Can you please provide me with more information on the "protocol message-looping" defect that was partially fixed in RV 7.0 and completely fixed in RV 7.2?

Can you please provide me with more information on the "protocol message-looping" defect that was partially fixed in RV 7.0 and completely fixed in RV 7.2?

book

Article ID: KB0091426

calendar_today

Updated On:

Products Versions
TIBCO Rendezvous -
Not Applicable -

Description

Resolution:
The defect (excerpted below), which we believed was completely addressed in TIBCO Rendezvous 7.0, relating to the looping of routing protocol messages, still partially exists in TIBCO Rendezvous 7.1.

-   Fixed defect which could cause protocol message looping when a
     single router is repeatedly shut down and restarted.

RVRD 7.0 fixed 2 code paths, and we have found a third code path that needed changing to completely fix the defect.

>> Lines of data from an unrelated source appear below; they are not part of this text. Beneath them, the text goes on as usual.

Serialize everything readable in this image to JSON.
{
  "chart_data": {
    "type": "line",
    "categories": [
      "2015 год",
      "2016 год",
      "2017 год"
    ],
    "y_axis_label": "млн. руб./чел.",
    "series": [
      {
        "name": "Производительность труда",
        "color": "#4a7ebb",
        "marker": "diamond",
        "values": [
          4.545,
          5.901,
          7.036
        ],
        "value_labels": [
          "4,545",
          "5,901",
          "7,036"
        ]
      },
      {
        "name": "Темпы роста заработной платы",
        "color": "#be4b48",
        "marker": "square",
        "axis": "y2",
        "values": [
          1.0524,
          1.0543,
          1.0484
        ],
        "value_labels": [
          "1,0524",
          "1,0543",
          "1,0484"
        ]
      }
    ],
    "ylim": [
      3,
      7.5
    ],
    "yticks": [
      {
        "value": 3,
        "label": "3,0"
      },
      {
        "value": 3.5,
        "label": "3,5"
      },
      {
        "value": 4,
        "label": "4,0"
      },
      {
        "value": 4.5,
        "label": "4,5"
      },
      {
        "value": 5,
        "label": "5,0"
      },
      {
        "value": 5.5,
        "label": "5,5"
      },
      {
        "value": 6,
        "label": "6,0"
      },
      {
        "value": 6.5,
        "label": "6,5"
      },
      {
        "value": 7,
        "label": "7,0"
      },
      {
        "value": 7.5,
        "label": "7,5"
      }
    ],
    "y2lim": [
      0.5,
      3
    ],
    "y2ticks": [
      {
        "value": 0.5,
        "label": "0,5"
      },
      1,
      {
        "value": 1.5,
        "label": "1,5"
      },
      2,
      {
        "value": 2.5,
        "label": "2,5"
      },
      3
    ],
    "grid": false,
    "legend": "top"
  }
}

This last fix is included in TIBCO Rendezvous 7.2.  The same symptoms and causes, as before, apply for this last fix - detailed below.

We referred to "RFC 1583 (OSPF Version 2): 14 Aging The Link State Database" to determine how best to address the "protocol message looping" defect in RVRD.

Since this defect is the consequence of a race condition, it is a very complicated problem to reproduce.

The following steps may help to reproduce the problem:
- Set up a network of routing daemons that offers the possibility of a loop.
- Keep shutting down and restarting one of the daemons (participating in that loop) twice within a 20-minute interval. After a number of such iterations, the problem may occur.


Symptoms:

The symptoms observed include RVRDs using high amounts of CPU and memory caused by the fact that the same _RV.RVRD.P messages are looping continuously in the routing network.  While this is happening you will possibly see several "Connected/Disconnected" and "Lost/Found" messages in the RVRD log file.


Causes:

This defect can manifest itself if a router instance is shutdown and restarted at least twice in less than 30 minutes, while it is processing data from its neighbours.  It could also be caused by any events leading a live RVRD-based routing system to become segmented while events relevant to routing were being processed.

NOTE: We often find that several of our customers encounter this defect when they try to recover from RVRDs that have started up in their environment with configuration errors (such as duplicate router names) - once they notice the error they often shutdown and restart the RVRD 2 or more times within a short time, which as mentioned above, triggers the defect.


Recovery:

Once a routing architecture is "infected", you will need to shutdown and restart every RVRD in the routing environment to recover from the resulting OSPF instability.  This is the only way to get rid of the looping protocol messages.  Recycling the RVRDs one after the other would not suffice.


Recommendation:

We recommend our customers to upgrade to version 7.2 or later of RVRD to avoid running into this potentially serious defect.

Environment

Product: TIBCO Rendezvous Version: 6.x.x, 7.x.x OS: All --------------------

Issue/Introduction

Can you please provide me with more information on the "protocol message-looping" defect that was partially fixed in RV 7.0 and completely fixed in RV 7.2?